This collection is the inaugural publication of the Oecologies research cluster, a gathering of literary scholars in the Pacific Northwest who critically return to ecology's premodern predecessor, oecology, in medieval and Renaissance archives. They seek to practice what Ursula K. Heise describes in the afterword as “historical eco-cosmopolitanism,” an elaboration of her earlier argument for planetary citizenship in Sense of Place and Sense of Planet (2008) but, this time, with a bent toward the past. Whereas eco-cosmopolitanism initially emphasized “a concept of place ‘as an indispensable condition for environmental ethics,’” the authors in this volume consider how the literary past provides “touchstones” for environmental engagement in the ongoing moment of climate crisis (285).

While such thinking might seem unbecomingly presentist for scholars of distant literary periods, these essays cleverly rethink history's relationship to the present in ways that are not linear but rather scalar, composite, and fleeting. The most novel is Jeffrey J. Cohen's theorization of “eco-temps,” a phenomenon prompted by the medieval materializations of climat and sesoun in Sir Gawain and the Green Knight. For Cohen, they enact “composites of time and climate, ephemeral locales that through repetition endure to bequeath across history a multisensory archive” (29). The knotting of ecological time to geographic space is as much sensorial as it is aesthetic. In fact, the collection's editors, Vin Nardizzi and Tiffany Jo Werth, urge their readers to recognize that “the temporal is inextricably enmeshed with the territorial” (8).

What makes these essays distinct—indeed, timely and necessary—is their deep embeddedness in the authors’ local environments. Prior to writing, the contributors were asked to address how the landscapes where they live, study, and teach influence their approaches to premodern literature. Home is the starting point for historical eco-cosmopolitanism. Take, for example, Patricia Badir's beautifully photographed chapter on British Columbia's Kettle Valley Railway, a defunct and dilapidated system of train stations named for Shakespeare's best-known characters. Her own backyard magnifies the immediate and proximal stakes of an ecosystem trending toward ruin, one that seems to allegorically follow in the ruinous footsteps of Shakespeare's fallen: Othello, Juliet, Lear. Similarly, J. Allan Mitchell spotlights a local artifact of environmental significance in Ontario's Museum of History: an astrolabe of uncertain provenance that materializes temporal and spatial dislocation. The object, he argues, is “an ecological interface among times, places, polities” and, as such, unsettles colonial narratives of national belonging (278).

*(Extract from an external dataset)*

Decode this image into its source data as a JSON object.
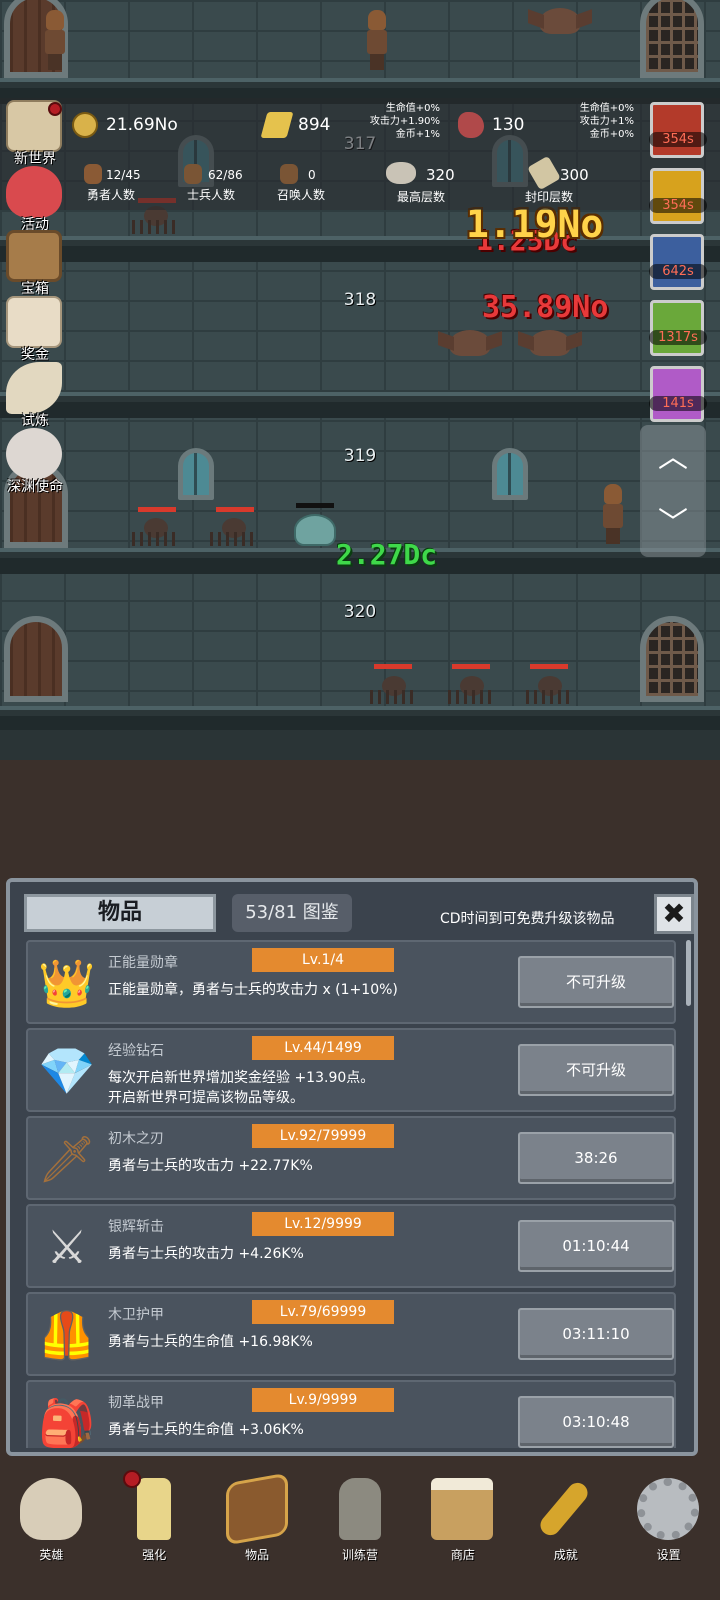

Both essays make connections among “the local, the global, and what lies in between” by attending to what Heise identifies as “different scales, power structures, and cultural boundaries . . . that inflect place and planet-consciousness today” (287).

The book contains two types of essays. The first are longer meditations on “the environmental conditions and histories” of home and their impacts on premodern research and pedagogy (11). The second are shorter companion essays that respond to the central questions of the former. One of the most electric pairings is that of Sharon O'Dair and David K. Coley. O'Dair takes a hard look at the profession and reveals how the economic model of the neoliberal university is unsustainable, both professionally and environmentally. To redress our carbon debt, she urges scholars to return to a slower pace, “to a life based in sundry crafts, or methods, and the study of them, a life of a certain asceticism” (171). Coley follows O'Dair with a harrowing vision of environmental failure: what happens when connectedness and cosmopolitanism lead to epidemiological emergency, as was historically the case with medieval plague. His essay ends with an admission of a professional sort of environmental failure: “a failure of my own will to untie my research from the comfortable moorings of history and bring it to bear on the crises of the present” (191).

Although Nardizzi and Werth coordinate the collection around couplings, the result is far less tidy. Much crosstalk occurs among the authors as the essays touch and then depart from one another, often careening in disparate yet equally fascinating directions. The editors see the book as a transit map, “a conversation from different hubs,” and an exercise in translation across geotemporal locales (10). Premodern Ecologies is a significant contribution to medieval and Renaissance ecocriticism but is, above all, a much-needed provocation to reimagining the ways we teach, conduct research, and inhabit our “multiculture and multispecies communities” as planetary citizens (287).